TACO (Tool-output Automatic Compression and Offload) compresses large tool outputs
before they are injected into the context window. This is a targeted pre-injection
pass, distinct from the turn-level compaction that runs at the 60/90% pressure gates.

### When It Fires

TACO is evaluated after each tool call result is received, before the result is
appended to `messages`:

1. Measure the raw tool output token count via `tiktoken-rs`
2. If `token_count > taco_threshold` AND the tool is in the compressible-tool set
   → run TACO compression
3. Compressed result replaces the raw result in `messages`

### Compression Strategy

TACO compression uses a fast prompt to summarize the tool output:

```
System: You are a concise tool-output summarizer. Preserve all data values,
file paths, exit codes, and structured content. Remove verbose headers and
repeated patterns. Target: under {target_tokens} tokens.
Tool output:
{raw_output}
```

The compressed result is tagged with `MessagePart::TacoCompressed` so the TUI and
audit log can distinguish it from raw output.

### Compressible Tool Set

Default: `["shell", "web_scrape", "read"]`. Configurable via
`[tools.taco] compressible_tools`. MCP tools are excluded from TACO by default
because their structured output schema is unknown.

### Config

```toml
[tools.taco]
enabled             = false           # default off (opt-in)
taco_threshold      = 2000            # tokens; compress outputs above this
target_tokens       = 500             # target compressed size
taco_provider       = ""              # [[llm.providers]] name; empty = primary
compressible_tools  = ["shell", "web_scrape", "read"]
```

### Key Invariants

- TACO fires only on output that exceeds `taco_threshold`; short outputs are passed through untouched
- On compression failure (provider error, timeout) the **raw output is used** — TACO is best-effort
- NEVER compress `tool_result` messages from `execute_tool_call_confirmed` (fenced-block path) — user-approved results must not be silently summarized
- NEVER apply TACO to thinking blocks or system prompt parts
- `taco_provider` is resolved via the provider registry at runtime; empty = primary provider
- Compressed results carry `MessagePart::TacoCompressed` to make compression auditable

---

## Per-Turn ExecutionContext (#3589)

`ShellExecutor` now receives a per-turn `ExecutionContext` that carries the resolved
working directory and environment overrides for that specific turn. This replaces the
previous model where the working directory was a global field on `ShellExecutor`.

### Contents

```rust
pub struct ExecutionContext {
    pub cwd:     PathBuf,             // resolved working directory for this turn
    pub env:     HashMap<String, String>,  // turn-scoped env overrides (e.g., from hooks)
    pub session: SessionId,           // for audit correlation
}
```

### Propagation

`ExecutionContext` is constructed at the start of `process_user_message()` from the
current `LifecycleState::cwd` and any active hook-injected env vars. It is passed to
`ShellExecutor::execute_with_context(&call, &ctx)` instead of reading from a shared
field.

### Key Invariants

- The `cwd` in `ExecutionContext` reflects the working directory **as of the start of the turn** — changes made by `set_working_directory` tool calls in the current turn take effect in the NEXT turn's context
- NEVER mutate the `ExecutionContext` during a turn — it is immutable after construction
- The `ExecutionContext` is not serialized or persisted — it is reconstructed each turn

---

## Autonomous Goal Execution (#4320)

`/goal create --auto [--turns N]` runs the agent autonomously for up to N turns without
user input until the goal condition is met or the turn limit is reached.

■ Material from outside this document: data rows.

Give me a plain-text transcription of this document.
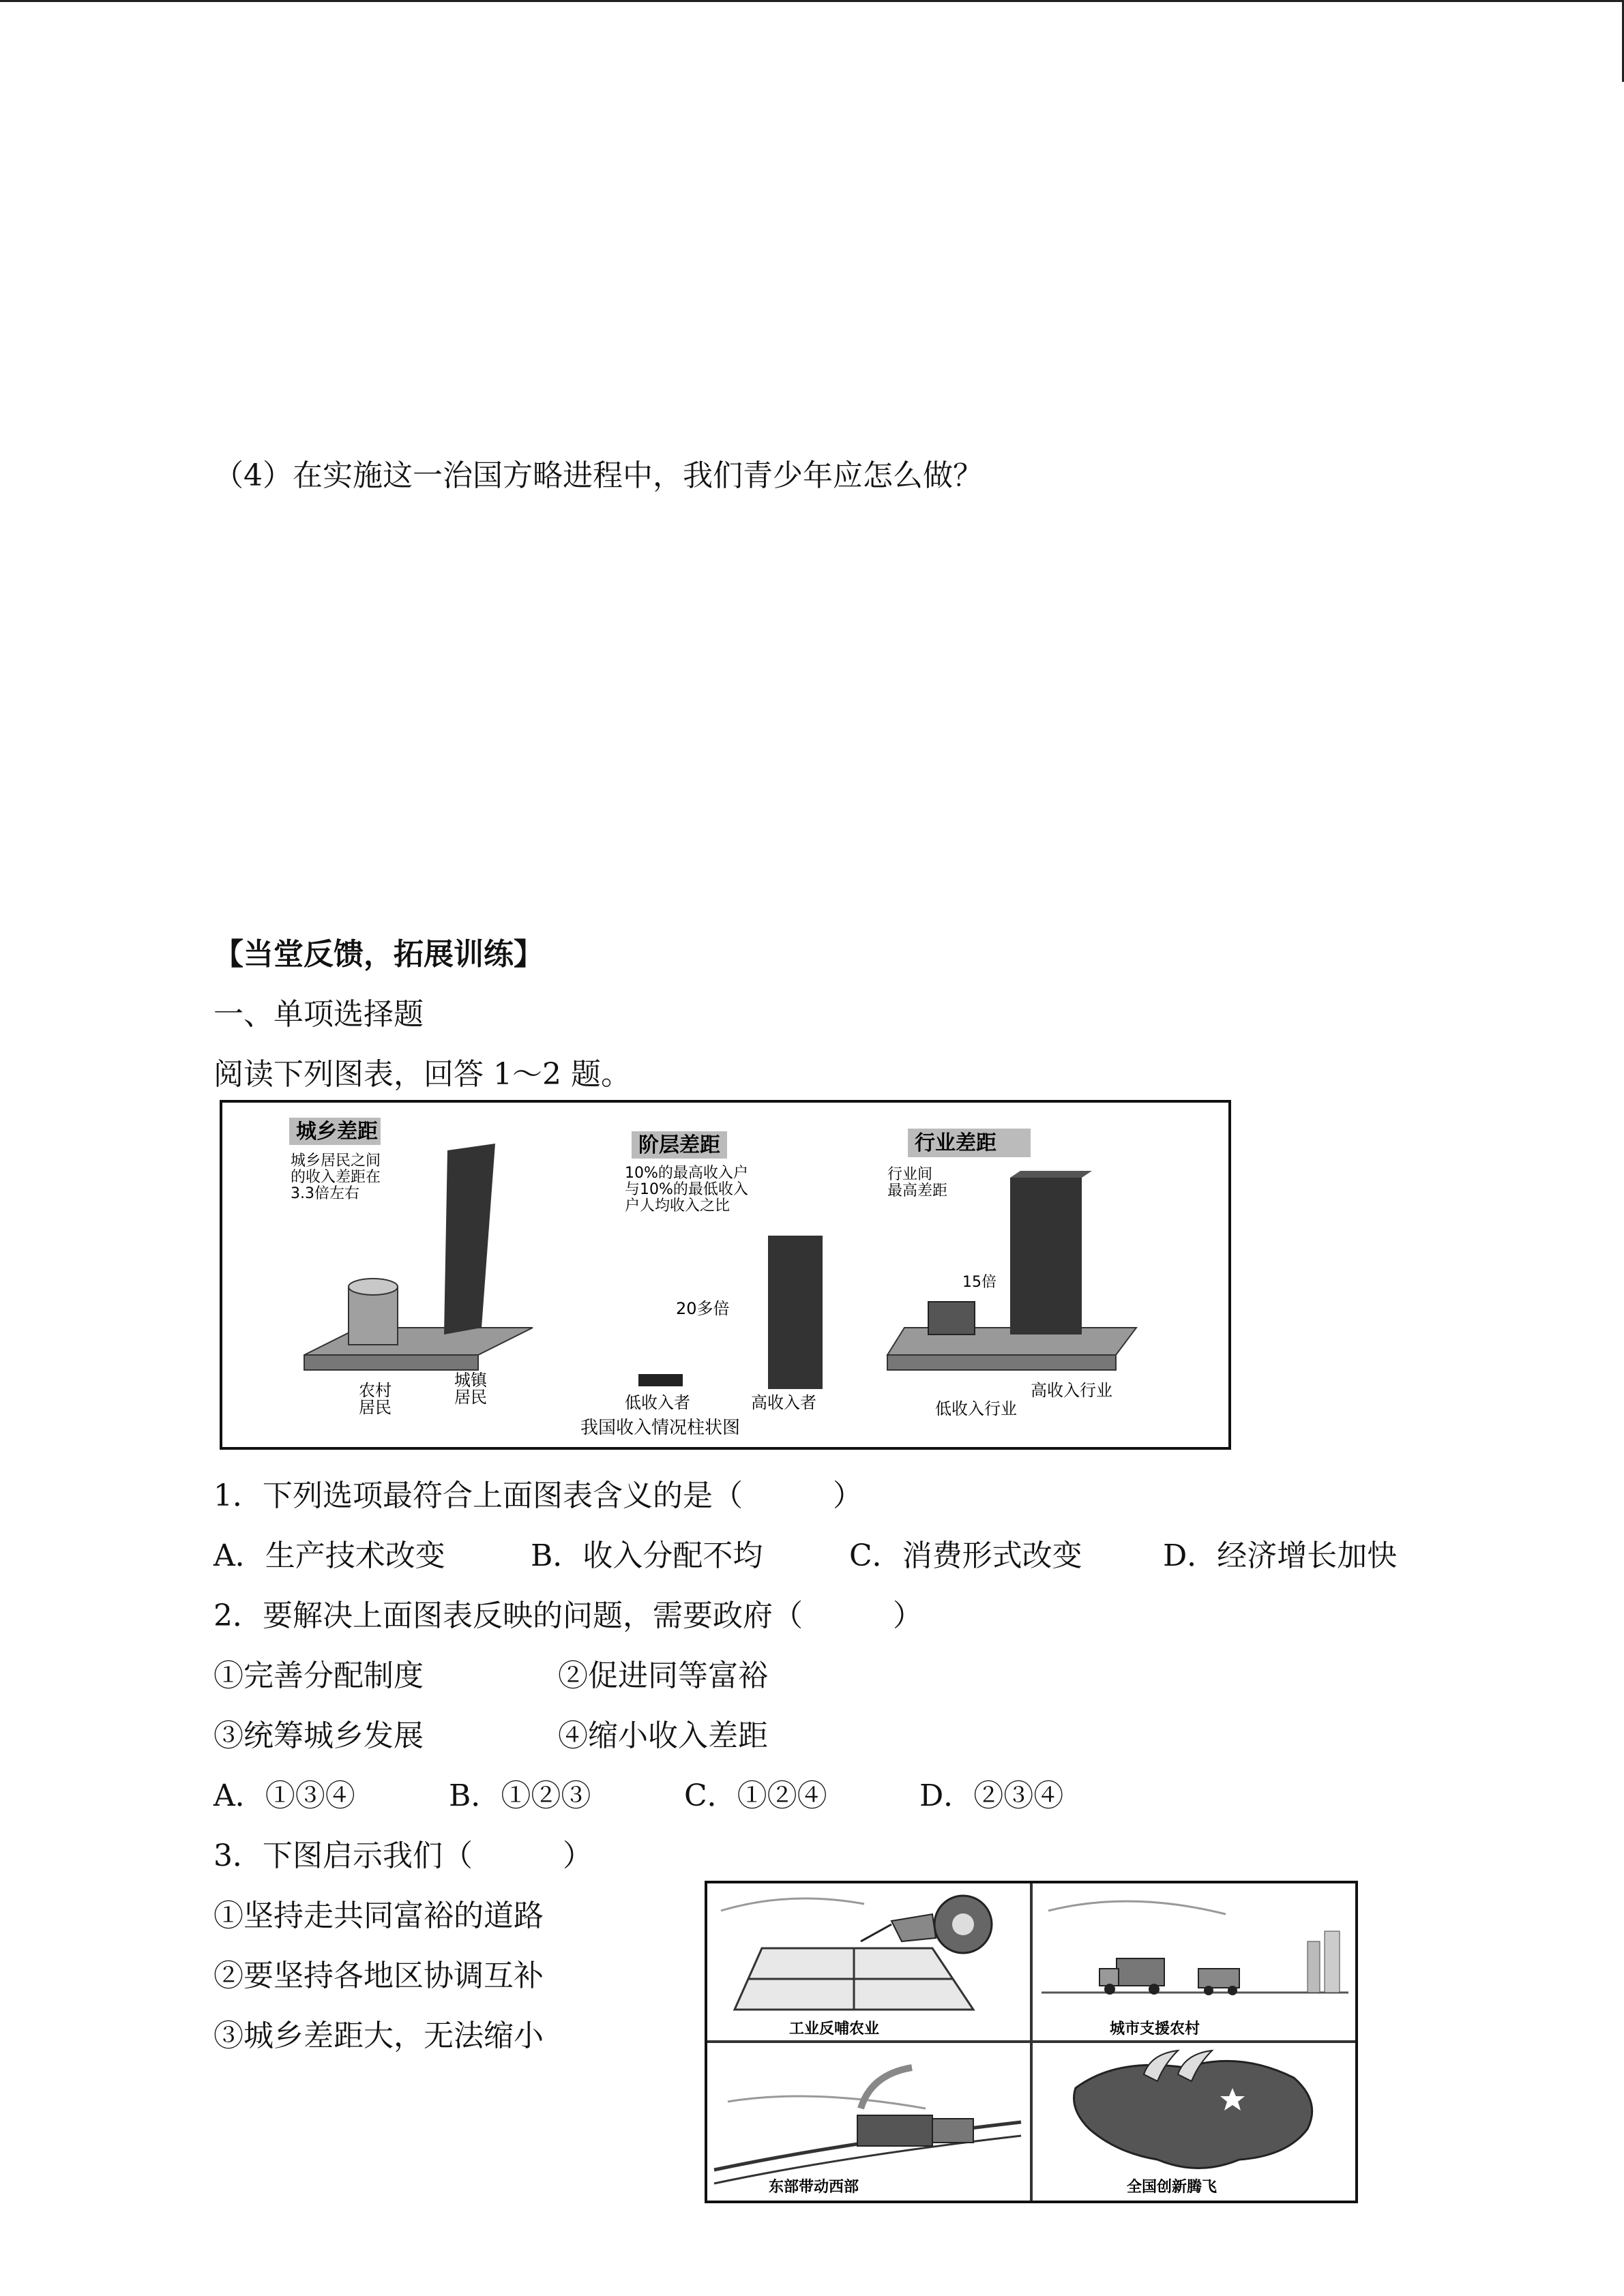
（4）在实施这一治国方略进程中，我们青少年应怎么做？
【当堂反馈，拓展训练】
一、单项选择题
阅读下列图表，回答 1～2 题。
城乡差距
城乡居民之间
的收入差距在
3.3倍左右
农村
居民
城镇
居民
阶层差距
10%的最高收入户
与10%的最低收入
户人均收入之比
20多倍
低收入者	高收入者
我国收入情况柱状图
行业差距
行业间
最高差距
15倍
高收入行业
低收入行业
1．下列选项最符合上面图表含义的是（　　　）
A．生产技术改变	B．收入分配不均	C．消费形式改变	D．经济增长加快
2．要解决上面图表反映的问题，需要政府（　　　）
①完善分配制度	②促进同等富裕
③统筹城乡发展	④缩小收入差距
A．①③④	B．①②③	C．①②④	D．②③④
3．下图启示我们（　　　）
①坚持走共同富裕的道路
②要坚持各地区协调互补
③城乡差距大，无法缩小	工业反哺农业	城市支援农村
东部带动西部	全国创新腾飞
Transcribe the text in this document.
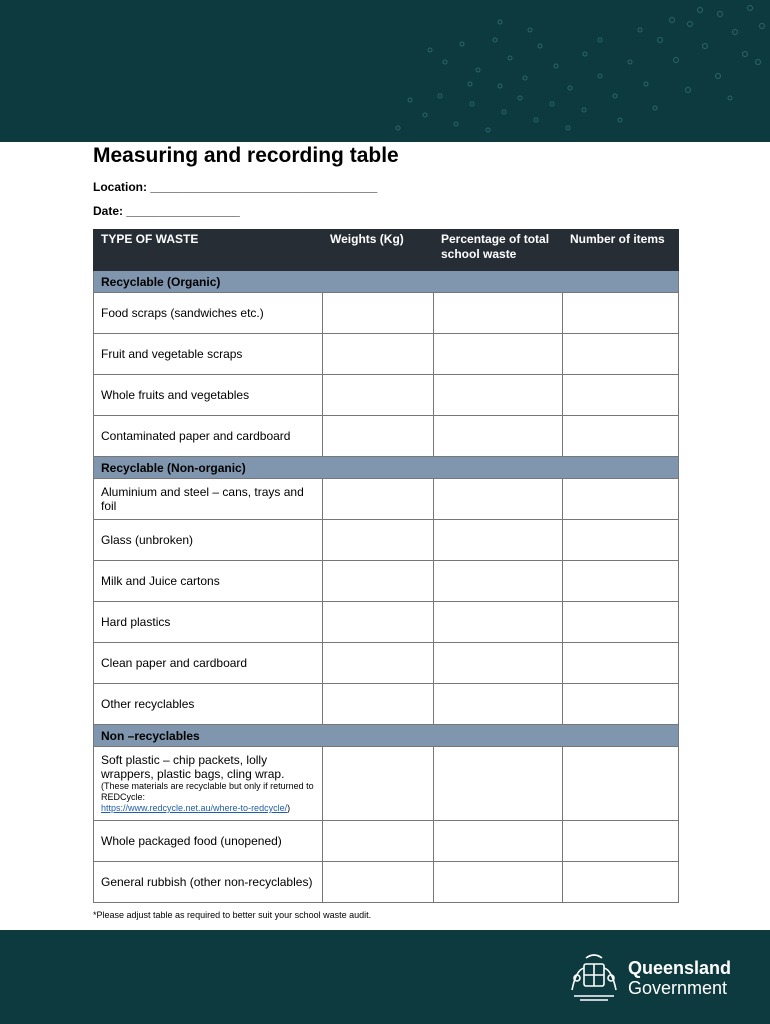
Measuring and recording table
Location: __________________________________
Date: _________________
TYPE OF WASTE	Weights (Kg)	Percentage of total school waste	Number of items
Recyclable (Organic)			
Food scraps (sandwiches etc.)			
Fruit and vegetable scraps			
Whole fruits and vegetables			
Contaminated paper and cardboard			
Recyclable (Non-organic)			
Aluminium and steel – cans, trays and foil			
Glass (unbroken)			
Milk and Juice cartons			
Hard plastics			
Clean paper and cardboard			
Other recyclables			
Non –recyclables			
Soft plastic – chip packets, lolly wrappers, plastic bags, cling wrap.
(These materials are recyclable but only if returned to REDCycle:
https://www.redcycle.net.au/where-to-redcycle/)			

Whole packaged food (unopened)			
General rubbish (other non-recyclables)			
*Please adjust table as required to better suit your school waste audit.
Queensland
Government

### Architecture: AutonomousDriver

`AutonomousDriver` is driven cooperatively from within the existing `Agent::run` `select!`
loop — no separate spawned task. The `--auto` flag is communicated via a
`pending_start_arc` side-channel from `handle_goal` back to the main loop, preserving
`&mut self` exclusivity.

```
Agent::run select! loop
    └── AutonomousDriver (cooperative select! branch)
            ├── turn_delay_ms sleep between turns
            ├── deferred supervisor retry on 429 (no blocking sleep)
            └── exit when: goal met | turn limit | stop signal
```

### GoalSupervisor

Performs an independent LLM call every `verify_interval` turns to confirm goal
achievement. Returns a JSON verdict `{ achieved: bool, reason: String }`.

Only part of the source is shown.